Loren Spíndola, coordenadora do grupo de trabalho de IA da Abes (Associação Brasileira de Software) e Brazil Public Policy Lead da Microsoft, concorda que a lei brasileira deve definir princípios, mas que a regulação deve ser feita a partir de cada agência de cada setor. “Não se trata de uma legislação definitiva, eles (a Europa) estão longe disso. É uma proposta ainda – que é ampla, muito longa e já bane uma série de coisas que pode engessar a inovação”, aponta Spíndola, em referência à recomendação da EDPB (Autoridade Europeia de Proteção de Dados, em inglês) que o reconhecimento facial seja banido de todo o bloco.
“Uma coisa que a gente pode, sim, aprender com a União Europeia é o debate: lá foram criadas comissões com a sociedade, o mercado e a academia. Precisamos amadurecer a conversa, sempre com princípios claros e diretrizes de onde queremos chegar, sem impedir nada”, lembra.
Abordagem conservadora
Patrícia Peck, CEO e fundadora do escritório Peck Advogados e conselheira da ANPD, acredita que o modelo da UE até poderia servir como referência, entretanto sua abordagem é conservadora. “Se o Brasil quer estimular mais o ecossistema de inovação e gerar dinamismo regulatório pode ser importante fazer uma mescla com o modelo dos EUA que, em vez de ter uma legislação horizontal, traz regulamentações verticais setorizadas com um formato de autorregulação e mais proximidade do mercado. Isso permite regras mais específicas e compatíveis com as particularidades de cada aplicação de IA no contexto de indústria”, pondera.
Peck defende a criação de comitês de supervisão e, assim como Kaufman e Spíndola, uma regulação multissetorial. “Acredito que é importante criar um Observatório Nacional de Ética e Transparência de IA que seja multissetorial, mas não precisa criar mais uma autoridade fiscalizadora. O modelo americano fiscalizador é setorial”, compara.
Cingapura
Spíndola cita iniciativas de outros países que deveriam ser levadas em consideração, como Cingapura, que tem o Skills Future Credit, um programa de educação que pretende capacitar os cidadãos em Inteligência Artificial. Kaufman também considera este programa uma referência de política pública, pois “o capital humano é fundamental para a realização de um ecossistema de IA próspero e bem-sucedido”.

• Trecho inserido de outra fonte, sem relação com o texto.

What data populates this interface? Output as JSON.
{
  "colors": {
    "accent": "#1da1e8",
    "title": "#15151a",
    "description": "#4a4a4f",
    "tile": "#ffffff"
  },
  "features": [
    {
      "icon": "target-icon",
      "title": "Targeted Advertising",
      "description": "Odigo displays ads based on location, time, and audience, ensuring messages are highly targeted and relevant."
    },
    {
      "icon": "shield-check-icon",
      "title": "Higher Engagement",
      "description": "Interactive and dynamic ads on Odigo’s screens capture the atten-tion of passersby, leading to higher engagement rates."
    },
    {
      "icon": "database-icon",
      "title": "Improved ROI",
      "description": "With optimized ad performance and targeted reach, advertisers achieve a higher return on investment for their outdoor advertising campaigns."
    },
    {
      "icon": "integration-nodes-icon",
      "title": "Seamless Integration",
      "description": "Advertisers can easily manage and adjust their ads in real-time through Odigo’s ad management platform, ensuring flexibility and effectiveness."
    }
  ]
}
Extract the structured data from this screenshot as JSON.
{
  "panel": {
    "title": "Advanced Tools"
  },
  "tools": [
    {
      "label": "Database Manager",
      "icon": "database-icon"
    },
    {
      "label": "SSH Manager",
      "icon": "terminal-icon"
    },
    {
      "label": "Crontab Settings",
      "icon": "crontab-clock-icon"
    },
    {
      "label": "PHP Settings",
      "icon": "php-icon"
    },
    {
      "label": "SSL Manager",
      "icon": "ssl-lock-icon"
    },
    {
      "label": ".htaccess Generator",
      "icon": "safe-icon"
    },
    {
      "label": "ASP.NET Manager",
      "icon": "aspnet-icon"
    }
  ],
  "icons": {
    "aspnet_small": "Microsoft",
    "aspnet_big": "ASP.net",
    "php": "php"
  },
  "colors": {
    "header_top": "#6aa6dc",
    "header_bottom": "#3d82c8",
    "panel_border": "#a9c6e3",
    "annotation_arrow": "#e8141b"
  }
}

China, Reino Unido, Coreia do Sul e Canadá também foram países citados com propostas interessantes, que discutem caminhos para a IA baseados na ética e no debate – a maioria utilizando como base os princípios definidos pela Organização para a Cooperação e o Desenvolvimento Econômico (OCDE).
Entretanto, o assunto ainda está no começo e muito longe de ser esgotado. “A própria OCDE demorou oito meses para criar o conceito de IA. E que ainda não é consenso”, observa Spíndola.